Ninety Nine years ago … – by Mike Manson

Young Nicol Manson milking the family cow
Young Nicol Manson milking the family cow

It was some time before midnight with the moon high in the sky when a canoe slowly came out of the shadows of the North Twin. Now cast in bright light it made its way south across the bay, straight towards the sloop.

A shotgun lay on the bottom of the canoe, already loaded and with the safety off.
With each stroke the paddle made a small splash but nothing that could be heard.
As the canoe drew closer the open porthole was clearly visible.

The eagles and herons squawked wildly when the thunderous bang shattered the still of the night.

A young Nicol Manson was sound asleep, tired from playing with his sister Rose. They had stayed out until it was too dark to see, the bracken ferns they had been pulling from the field would have to wait for another day. He was woken with a start by a loud commotion and his mother’s shouts. This was too much for him to stay tucked under the covers. In the dim light of the kitchen lantern he could see his mother and father were desperately tending to a man all bloodied and bandaged.

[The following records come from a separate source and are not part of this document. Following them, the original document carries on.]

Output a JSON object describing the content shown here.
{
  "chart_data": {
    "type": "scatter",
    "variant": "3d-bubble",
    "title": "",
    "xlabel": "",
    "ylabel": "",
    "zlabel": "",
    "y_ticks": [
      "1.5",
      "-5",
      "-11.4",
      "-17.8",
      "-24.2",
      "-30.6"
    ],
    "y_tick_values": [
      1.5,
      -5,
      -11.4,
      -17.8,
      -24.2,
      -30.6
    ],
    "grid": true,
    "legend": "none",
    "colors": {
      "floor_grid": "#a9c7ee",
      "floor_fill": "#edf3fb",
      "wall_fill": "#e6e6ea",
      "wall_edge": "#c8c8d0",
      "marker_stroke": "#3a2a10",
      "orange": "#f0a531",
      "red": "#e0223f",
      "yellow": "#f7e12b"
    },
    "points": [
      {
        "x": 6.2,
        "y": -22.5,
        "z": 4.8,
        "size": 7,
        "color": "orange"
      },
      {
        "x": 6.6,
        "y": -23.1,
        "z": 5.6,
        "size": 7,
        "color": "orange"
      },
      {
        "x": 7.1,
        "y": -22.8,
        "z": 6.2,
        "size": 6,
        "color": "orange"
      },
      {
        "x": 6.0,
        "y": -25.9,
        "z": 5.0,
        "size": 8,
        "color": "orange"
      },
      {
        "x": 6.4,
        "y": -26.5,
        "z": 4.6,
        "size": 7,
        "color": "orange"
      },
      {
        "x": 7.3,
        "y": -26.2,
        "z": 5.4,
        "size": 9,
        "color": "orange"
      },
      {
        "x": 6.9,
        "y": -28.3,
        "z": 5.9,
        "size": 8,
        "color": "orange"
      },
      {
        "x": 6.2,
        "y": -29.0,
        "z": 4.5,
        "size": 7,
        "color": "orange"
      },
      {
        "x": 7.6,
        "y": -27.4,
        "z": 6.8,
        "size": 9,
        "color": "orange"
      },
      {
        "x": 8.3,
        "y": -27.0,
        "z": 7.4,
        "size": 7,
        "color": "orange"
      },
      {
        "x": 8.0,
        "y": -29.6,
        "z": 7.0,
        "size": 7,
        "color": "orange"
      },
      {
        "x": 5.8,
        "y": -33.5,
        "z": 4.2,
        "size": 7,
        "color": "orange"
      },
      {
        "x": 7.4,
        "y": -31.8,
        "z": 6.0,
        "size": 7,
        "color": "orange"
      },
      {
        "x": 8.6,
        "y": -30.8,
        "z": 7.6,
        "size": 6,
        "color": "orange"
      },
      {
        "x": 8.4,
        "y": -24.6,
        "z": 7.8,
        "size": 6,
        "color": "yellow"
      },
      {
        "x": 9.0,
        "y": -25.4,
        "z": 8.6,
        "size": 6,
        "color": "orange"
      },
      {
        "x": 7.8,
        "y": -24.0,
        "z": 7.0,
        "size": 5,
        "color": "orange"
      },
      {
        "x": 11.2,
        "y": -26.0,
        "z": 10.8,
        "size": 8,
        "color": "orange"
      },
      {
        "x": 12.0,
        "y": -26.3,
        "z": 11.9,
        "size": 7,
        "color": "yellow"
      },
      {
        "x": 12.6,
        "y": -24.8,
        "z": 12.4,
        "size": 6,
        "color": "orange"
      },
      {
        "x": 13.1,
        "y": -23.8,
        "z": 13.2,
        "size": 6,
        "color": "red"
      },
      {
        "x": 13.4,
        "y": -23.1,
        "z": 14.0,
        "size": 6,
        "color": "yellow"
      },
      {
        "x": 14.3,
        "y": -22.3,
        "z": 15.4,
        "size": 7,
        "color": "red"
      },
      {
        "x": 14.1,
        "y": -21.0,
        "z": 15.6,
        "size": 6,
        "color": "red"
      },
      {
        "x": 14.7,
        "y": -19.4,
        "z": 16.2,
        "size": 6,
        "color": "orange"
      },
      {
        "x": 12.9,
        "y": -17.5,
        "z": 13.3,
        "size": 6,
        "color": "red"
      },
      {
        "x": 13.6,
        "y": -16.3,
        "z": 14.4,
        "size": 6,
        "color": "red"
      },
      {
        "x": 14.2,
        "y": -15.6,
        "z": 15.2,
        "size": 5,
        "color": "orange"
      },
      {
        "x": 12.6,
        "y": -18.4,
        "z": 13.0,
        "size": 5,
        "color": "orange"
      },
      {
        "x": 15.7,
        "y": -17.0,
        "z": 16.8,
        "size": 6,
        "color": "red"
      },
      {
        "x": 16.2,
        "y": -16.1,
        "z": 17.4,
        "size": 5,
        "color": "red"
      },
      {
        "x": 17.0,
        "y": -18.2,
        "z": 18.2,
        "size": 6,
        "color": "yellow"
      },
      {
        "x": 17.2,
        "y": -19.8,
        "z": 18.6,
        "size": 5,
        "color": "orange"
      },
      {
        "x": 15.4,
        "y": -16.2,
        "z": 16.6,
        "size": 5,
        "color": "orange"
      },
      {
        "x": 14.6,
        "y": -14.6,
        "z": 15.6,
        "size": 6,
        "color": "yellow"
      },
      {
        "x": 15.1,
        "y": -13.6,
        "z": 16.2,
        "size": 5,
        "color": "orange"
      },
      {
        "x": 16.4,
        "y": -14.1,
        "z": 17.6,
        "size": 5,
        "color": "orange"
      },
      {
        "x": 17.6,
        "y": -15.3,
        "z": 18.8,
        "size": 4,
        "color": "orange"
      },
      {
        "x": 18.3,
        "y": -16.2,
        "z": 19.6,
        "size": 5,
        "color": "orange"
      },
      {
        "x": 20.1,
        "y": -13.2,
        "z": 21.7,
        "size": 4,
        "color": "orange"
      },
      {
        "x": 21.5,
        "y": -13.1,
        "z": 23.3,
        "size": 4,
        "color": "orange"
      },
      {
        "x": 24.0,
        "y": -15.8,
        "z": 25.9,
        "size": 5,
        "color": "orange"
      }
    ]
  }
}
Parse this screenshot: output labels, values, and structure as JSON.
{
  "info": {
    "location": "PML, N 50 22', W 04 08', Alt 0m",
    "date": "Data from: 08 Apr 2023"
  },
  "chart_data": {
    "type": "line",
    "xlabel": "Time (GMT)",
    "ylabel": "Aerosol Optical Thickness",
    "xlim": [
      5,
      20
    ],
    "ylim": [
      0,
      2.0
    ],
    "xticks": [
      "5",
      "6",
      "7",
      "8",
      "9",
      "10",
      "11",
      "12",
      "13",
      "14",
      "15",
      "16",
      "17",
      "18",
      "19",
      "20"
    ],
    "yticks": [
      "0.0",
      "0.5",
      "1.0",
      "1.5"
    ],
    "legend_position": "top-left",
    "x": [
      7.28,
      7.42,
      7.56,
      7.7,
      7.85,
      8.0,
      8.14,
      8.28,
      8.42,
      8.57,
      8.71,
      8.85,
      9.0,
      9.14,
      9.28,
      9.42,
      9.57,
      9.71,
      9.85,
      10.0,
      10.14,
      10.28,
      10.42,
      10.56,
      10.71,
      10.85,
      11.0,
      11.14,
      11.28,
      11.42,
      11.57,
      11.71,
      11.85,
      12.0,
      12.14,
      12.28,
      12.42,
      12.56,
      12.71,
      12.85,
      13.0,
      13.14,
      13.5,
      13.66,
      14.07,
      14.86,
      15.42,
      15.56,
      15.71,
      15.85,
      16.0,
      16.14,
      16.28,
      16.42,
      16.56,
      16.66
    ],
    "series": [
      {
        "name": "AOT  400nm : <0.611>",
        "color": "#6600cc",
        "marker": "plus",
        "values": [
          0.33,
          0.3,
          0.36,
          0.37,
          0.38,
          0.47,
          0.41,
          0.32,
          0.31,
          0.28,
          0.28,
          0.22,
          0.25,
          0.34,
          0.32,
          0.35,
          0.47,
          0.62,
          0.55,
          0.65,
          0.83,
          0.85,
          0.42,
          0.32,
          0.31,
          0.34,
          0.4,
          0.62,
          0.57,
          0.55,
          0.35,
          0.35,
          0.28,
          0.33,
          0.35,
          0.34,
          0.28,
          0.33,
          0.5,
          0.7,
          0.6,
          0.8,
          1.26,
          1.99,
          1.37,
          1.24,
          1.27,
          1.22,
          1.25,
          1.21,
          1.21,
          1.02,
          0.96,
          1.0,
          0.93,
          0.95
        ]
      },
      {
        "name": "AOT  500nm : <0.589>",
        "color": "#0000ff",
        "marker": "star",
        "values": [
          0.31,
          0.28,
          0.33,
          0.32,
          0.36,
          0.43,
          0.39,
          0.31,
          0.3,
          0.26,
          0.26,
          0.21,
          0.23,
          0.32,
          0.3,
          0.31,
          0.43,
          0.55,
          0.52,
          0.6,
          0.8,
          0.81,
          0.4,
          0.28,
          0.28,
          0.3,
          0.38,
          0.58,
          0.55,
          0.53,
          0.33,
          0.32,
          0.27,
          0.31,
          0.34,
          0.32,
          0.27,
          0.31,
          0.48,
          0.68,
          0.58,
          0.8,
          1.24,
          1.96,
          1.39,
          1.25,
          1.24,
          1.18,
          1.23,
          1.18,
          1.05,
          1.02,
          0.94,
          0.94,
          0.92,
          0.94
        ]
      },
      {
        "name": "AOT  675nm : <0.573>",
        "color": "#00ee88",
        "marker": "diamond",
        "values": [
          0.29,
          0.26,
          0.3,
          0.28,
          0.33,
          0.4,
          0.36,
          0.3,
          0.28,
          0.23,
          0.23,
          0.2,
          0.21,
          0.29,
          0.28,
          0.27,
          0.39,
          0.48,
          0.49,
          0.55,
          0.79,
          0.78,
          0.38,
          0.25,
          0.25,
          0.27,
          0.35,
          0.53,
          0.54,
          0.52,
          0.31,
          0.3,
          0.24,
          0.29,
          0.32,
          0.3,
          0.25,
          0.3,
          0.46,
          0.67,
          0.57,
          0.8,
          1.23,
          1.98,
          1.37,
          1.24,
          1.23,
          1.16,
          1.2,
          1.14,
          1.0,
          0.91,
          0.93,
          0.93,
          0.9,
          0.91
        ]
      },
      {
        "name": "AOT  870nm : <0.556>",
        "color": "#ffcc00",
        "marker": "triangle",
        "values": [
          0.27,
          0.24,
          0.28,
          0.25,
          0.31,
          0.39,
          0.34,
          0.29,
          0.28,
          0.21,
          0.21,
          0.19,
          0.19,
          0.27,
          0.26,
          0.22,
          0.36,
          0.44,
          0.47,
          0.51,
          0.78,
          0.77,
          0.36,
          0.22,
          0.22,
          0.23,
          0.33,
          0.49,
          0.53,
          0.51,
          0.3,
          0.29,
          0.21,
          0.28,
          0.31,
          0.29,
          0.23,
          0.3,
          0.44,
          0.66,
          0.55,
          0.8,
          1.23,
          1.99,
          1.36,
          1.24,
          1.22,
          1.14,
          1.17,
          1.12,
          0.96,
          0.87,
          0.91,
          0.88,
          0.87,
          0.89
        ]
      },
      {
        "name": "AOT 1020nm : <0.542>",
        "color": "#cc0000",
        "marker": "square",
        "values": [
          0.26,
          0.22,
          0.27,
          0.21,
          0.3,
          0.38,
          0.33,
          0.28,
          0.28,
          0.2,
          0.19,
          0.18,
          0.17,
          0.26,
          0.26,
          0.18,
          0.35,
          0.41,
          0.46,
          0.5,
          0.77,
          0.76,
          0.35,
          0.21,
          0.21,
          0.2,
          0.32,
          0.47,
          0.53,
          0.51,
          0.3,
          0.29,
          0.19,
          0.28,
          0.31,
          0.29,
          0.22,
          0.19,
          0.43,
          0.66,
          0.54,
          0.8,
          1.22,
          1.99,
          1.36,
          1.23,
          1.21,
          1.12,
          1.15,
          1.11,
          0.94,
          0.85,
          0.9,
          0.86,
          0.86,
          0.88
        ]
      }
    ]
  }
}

Rose Manson at the site where Reverend Nixon came ashore in the middle of the night
Rose Manson at the site where Reverend Nixon came ashore in the middle of the night

In the morning Rose told him what had happened. The Reverend Harpur Colville John Nixon had been shot. Someone had tried to kill him. He had been asleep on his boat anchored in front of the Twin Islands when someone had rowed up in the middle of the night and shot him through the porthole. Unable to speak he did his best to scribble a note to their father (John Manson). The gunshot had blown away his lower jaw. From the best they could determine he had managed to climb into his dinghy and row to Sunny Brae where he scrambled up the bank to the farmhouse. Their father had left at first light with the Reverend Nixon and was rowing over to Stag Bay on Hernando to meet the Union Steamship on its way south to Vancouver. They didn’t know if the Reverend would survive or not.

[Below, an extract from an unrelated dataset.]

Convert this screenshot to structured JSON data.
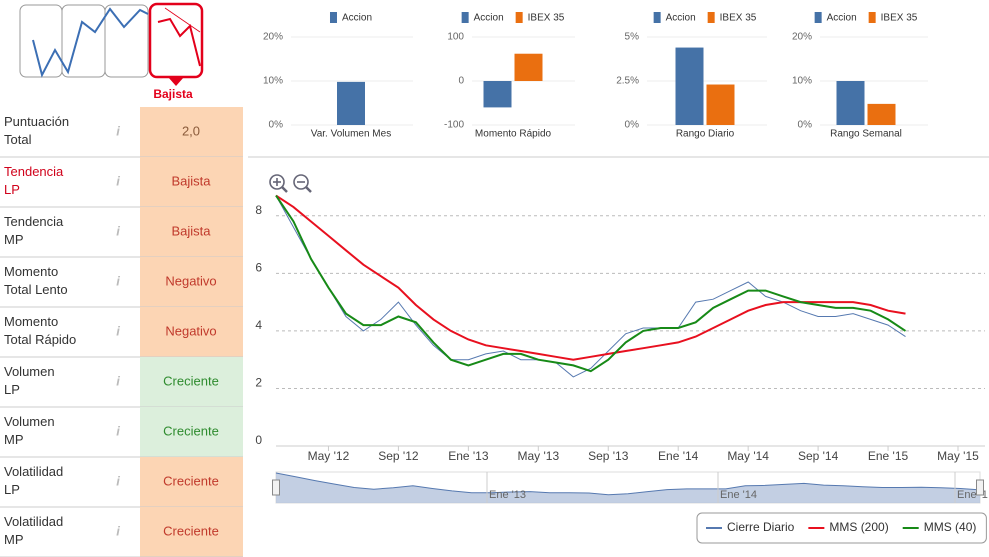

The Reverend did make it, to Vancouver General Hospital, where the doctors operated to salvage what was left of his face. At first the prospects looked promising but when infection set in there was little the doctors could do and a month later on August 5, 1915, he succumbed to his injuries. The shooting had now become a murder.

And that is the story as told to me nearly fifty years ago by my father Nicol. What we know for sure was that my father witnessed the wounded Reverend being tended to in the middle of the night, and that someone had used a shotgun to shoot him through the porthole. image

The Death Certificate registered at the BC Archives shows Reverend Nixon was a patient at Vancouver General Hospital for 30 days before his death. The cause of death is listed as shock from “gun shot wound, lower jaw blown off”.

When I queried my father whether the killer was caught, he said no. The police had their suspicions but could not make a case out of it.